Sholay chaat (£3.50) was up first. A delightful mixture of fried dough, potatoes, onions and chickpeas, it was topped with a minty yogurt and drizzled with pomegranate seeds for a sweet kick. Having never tried this before, we were immediately fans and polished it off quickly. This was followed by the garlic and spinach bhajis (£4.50). Arriving in a batch of three, they were rich, garlicy and immensely comforting – everything you want from a bhaji. They came accompanied by a curious sweet and tangy dipping sauce that was absolutely delectable. My only complaint that there weren’t four – we had to fight over the last one.
Next up was my favourite dish of the evening – Peshwari lamb chops (£8.00). Larger than the other dishes in this section, it arrived in a stunning arrangement. The two lamb chops were balanced against each other over a bed of crisp salad, with artfully organised dollops of sweet pomegranate sauce around the outside. Crisp and expertly cooked, the lamb was sweet and tender, with the spices adding a flavoursome outer coating to sink your teeth through. To say we literally stripped the meat from the bones is an understatement. They were brilliant.
Following this was hara murgh – green herb chicken – (£7.00). Again a slightly bigger portion, the meat was soft and delicious, and the flavour of the herbs really came through – a triumph to end the main meal.
As usual, we were easily persuaded into desserts and shared a bowl of blood orange and papaya sorbet (£4.50). What a beautiful dish. The pink scoop sat atop a bed of glowing sweet pomegranate seeds that juxtaposed wonderfully with the tangy sorbet.

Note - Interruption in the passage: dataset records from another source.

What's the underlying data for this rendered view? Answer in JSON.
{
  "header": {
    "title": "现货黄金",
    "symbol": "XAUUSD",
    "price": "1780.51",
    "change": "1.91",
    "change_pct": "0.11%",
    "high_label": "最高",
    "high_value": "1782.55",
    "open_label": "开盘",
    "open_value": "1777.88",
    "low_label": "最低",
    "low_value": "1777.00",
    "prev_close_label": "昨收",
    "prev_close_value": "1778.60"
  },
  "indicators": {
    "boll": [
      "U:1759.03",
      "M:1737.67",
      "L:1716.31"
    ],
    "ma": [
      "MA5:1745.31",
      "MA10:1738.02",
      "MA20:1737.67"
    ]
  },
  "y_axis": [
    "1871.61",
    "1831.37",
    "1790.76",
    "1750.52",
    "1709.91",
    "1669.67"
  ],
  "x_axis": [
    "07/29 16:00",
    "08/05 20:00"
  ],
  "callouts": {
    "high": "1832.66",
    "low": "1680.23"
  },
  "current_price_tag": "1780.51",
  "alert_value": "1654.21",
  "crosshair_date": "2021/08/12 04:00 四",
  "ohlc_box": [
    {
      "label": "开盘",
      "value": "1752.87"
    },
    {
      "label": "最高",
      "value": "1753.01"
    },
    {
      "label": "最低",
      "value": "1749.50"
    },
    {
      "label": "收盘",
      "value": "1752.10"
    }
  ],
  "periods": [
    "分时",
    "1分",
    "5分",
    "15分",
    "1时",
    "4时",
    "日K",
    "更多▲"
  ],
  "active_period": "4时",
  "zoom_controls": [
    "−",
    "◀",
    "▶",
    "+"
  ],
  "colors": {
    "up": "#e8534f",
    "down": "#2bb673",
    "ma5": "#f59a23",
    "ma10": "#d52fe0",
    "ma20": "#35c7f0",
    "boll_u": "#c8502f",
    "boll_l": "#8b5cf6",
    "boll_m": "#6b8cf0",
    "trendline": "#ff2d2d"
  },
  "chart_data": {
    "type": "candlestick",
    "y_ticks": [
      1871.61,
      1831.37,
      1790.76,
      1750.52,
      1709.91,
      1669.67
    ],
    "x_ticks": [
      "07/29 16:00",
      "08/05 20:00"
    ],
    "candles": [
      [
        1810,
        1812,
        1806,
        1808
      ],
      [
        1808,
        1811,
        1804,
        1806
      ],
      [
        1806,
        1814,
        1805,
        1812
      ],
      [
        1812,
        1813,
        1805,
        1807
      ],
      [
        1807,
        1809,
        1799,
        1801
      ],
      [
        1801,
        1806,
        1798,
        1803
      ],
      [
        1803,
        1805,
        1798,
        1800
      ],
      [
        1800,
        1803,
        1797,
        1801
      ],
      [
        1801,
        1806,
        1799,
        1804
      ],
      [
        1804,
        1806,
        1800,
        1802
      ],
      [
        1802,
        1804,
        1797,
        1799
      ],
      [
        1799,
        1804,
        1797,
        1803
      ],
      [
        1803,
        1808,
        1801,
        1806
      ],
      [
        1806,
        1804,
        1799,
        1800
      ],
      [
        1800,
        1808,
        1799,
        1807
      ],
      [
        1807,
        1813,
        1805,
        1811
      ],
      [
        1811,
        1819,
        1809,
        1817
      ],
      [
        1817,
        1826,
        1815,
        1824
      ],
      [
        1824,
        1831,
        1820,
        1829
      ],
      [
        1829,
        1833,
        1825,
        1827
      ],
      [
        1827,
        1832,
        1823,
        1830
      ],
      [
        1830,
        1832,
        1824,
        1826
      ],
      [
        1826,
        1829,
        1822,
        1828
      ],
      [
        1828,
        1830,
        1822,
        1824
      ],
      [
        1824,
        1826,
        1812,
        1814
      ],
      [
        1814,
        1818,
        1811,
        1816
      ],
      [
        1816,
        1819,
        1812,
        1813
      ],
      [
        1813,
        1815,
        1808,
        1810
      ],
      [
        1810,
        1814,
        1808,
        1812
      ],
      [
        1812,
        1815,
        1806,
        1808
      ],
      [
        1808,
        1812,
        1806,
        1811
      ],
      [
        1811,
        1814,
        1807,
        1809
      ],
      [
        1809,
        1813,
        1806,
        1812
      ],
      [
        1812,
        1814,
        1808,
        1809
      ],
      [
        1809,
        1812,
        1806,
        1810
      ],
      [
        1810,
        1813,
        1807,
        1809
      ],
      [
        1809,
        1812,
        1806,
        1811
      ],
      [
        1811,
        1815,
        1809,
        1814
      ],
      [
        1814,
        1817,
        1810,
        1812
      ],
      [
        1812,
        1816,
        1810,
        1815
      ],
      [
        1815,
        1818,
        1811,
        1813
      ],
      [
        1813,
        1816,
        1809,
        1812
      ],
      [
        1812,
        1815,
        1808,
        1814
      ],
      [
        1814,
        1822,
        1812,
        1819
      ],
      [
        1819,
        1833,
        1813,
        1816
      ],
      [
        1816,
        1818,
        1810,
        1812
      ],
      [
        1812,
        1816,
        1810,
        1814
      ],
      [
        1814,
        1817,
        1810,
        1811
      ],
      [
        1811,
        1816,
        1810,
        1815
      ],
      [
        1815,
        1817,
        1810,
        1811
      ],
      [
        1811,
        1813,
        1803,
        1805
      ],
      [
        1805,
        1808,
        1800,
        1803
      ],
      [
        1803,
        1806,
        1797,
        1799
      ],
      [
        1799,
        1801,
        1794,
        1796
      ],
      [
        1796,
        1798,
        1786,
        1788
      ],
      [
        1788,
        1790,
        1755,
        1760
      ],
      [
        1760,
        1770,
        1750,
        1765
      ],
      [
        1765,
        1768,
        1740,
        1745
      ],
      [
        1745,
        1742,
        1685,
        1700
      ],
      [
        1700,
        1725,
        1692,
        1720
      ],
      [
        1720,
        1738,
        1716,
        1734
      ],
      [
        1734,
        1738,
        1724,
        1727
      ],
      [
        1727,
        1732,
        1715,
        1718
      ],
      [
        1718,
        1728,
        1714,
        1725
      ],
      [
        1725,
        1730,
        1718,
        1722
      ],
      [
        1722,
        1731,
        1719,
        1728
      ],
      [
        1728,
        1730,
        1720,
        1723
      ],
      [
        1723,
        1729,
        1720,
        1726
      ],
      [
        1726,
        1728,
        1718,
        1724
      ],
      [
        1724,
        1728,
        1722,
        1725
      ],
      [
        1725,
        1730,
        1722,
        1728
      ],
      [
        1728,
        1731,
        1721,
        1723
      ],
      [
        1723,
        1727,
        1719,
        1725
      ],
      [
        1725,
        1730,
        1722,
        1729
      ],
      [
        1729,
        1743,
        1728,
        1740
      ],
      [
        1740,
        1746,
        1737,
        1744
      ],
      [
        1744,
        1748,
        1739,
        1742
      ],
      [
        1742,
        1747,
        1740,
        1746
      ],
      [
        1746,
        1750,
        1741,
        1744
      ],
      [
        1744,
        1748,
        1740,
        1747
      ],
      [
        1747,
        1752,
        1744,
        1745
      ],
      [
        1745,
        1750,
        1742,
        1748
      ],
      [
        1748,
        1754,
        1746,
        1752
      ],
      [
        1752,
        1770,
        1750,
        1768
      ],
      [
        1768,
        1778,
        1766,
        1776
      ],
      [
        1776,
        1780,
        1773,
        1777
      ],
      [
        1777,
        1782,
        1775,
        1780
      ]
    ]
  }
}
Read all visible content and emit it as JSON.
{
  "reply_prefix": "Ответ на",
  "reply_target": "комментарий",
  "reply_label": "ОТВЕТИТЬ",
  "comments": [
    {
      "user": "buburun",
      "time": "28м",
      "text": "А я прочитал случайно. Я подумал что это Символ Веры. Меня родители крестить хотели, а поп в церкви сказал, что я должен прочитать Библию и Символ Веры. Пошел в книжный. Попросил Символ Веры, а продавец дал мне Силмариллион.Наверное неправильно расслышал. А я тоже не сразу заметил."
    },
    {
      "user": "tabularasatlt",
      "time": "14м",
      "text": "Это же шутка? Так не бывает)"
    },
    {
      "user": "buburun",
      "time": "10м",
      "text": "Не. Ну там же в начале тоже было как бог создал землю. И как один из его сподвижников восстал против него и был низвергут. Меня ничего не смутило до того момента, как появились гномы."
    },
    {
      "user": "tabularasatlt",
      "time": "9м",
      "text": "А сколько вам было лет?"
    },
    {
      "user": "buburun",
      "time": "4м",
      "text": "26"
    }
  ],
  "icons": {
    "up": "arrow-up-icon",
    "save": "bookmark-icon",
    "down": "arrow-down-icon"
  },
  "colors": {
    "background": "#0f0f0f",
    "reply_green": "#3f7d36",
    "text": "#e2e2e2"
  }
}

All in all, Sholay offered a very promising and positive experience. My only peeve – and I did struggle to find one – was that the Indian breads that we ordered towards the beginning of the meal didn’t arrive until the end, and came with a tiny pot of dip. They were delicious and would’ve been perfect for mopping up excess sauces. But never mind. We had a wonderful evening and would definitely return. So as the nights draw in and the winds get colder, go to Sholay for a very warm welcome.